For the technically inclined, classes appropriate for the certificate include some combination of Environmental Science, General and Marine Biology, Geology, Oceanography, and Marine Technology.  For those more interested in environmental administration, classes in Technical Writing and State & Local Government are recommended.

Successful completion of the program will better prepare the graduate to analyze and understand coastal ecosystems, prepare for environmental change, and participate in environmental management.  Participants will gain first-hand experience addressing real-world environmental issues and learning citizen science techniques while volunteering with CoastWatch and Oregon Shores.  CoastWatchers will gain skills and background knowledge that will contribute to more effective shoreline monitoring and improved citizen science results, and gain recognition of their efforts by receiving the certificate.  CCC students will better prepare themselves for careers in conservation and resource management—and, it is hoped, become active CoastWatchers.

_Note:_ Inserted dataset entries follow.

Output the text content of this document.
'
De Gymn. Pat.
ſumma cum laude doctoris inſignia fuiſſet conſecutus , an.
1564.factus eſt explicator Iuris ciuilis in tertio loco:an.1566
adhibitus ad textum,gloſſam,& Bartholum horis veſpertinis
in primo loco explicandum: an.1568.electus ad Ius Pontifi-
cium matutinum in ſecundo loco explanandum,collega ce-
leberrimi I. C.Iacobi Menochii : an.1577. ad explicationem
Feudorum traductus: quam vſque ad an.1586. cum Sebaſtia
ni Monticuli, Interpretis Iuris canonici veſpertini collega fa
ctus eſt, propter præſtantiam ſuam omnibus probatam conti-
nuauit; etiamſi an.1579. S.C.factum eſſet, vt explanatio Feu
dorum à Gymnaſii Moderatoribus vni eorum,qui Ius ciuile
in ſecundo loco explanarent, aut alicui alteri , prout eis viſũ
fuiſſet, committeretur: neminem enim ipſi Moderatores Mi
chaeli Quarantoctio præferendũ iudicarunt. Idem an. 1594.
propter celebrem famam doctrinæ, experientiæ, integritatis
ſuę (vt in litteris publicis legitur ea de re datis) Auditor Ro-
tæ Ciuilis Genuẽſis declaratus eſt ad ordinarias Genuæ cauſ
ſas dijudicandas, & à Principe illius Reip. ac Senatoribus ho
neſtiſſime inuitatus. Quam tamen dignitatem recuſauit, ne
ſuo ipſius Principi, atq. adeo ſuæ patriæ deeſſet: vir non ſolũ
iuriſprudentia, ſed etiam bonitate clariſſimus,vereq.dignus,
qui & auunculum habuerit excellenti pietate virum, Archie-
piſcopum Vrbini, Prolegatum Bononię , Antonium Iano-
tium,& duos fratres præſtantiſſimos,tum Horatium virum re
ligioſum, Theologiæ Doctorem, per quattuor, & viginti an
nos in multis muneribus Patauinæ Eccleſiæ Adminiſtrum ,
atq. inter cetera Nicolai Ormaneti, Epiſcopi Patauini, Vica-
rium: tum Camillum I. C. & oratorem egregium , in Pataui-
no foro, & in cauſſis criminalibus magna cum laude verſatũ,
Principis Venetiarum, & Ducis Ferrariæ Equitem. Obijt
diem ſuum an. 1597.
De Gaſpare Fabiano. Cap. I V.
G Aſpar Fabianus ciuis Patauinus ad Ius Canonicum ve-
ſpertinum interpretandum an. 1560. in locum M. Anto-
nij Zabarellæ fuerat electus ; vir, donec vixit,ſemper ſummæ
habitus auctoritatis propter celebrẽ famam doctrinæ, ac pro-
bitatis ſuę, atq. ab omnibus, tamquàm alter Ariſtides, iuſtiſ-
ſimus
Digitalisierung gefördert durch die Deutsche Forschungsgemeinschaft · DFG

The Environmental Steward Certificate program will help prepare students for careers in environmental protection and resource management.   According to the Bureau of Labor Statistics, the job outlook for environmental scientists is good.  Experience gained will enhance job search efforts within the environmental community and provide a good beginning for those pursuing environmental studies at a four-year institution. 

CoastWatchers are urged to participate to elevate observation skills and thus the quality of CoastWatch reports and citizen science data gathering.

The program awards $500 scholarships to selected participants.  Oregon Shores members and others are invited to sponsor students with contributions of $750 (covering a scholarship and associated program costs).  The hope is to have scholarships available for any students or other participants who need them.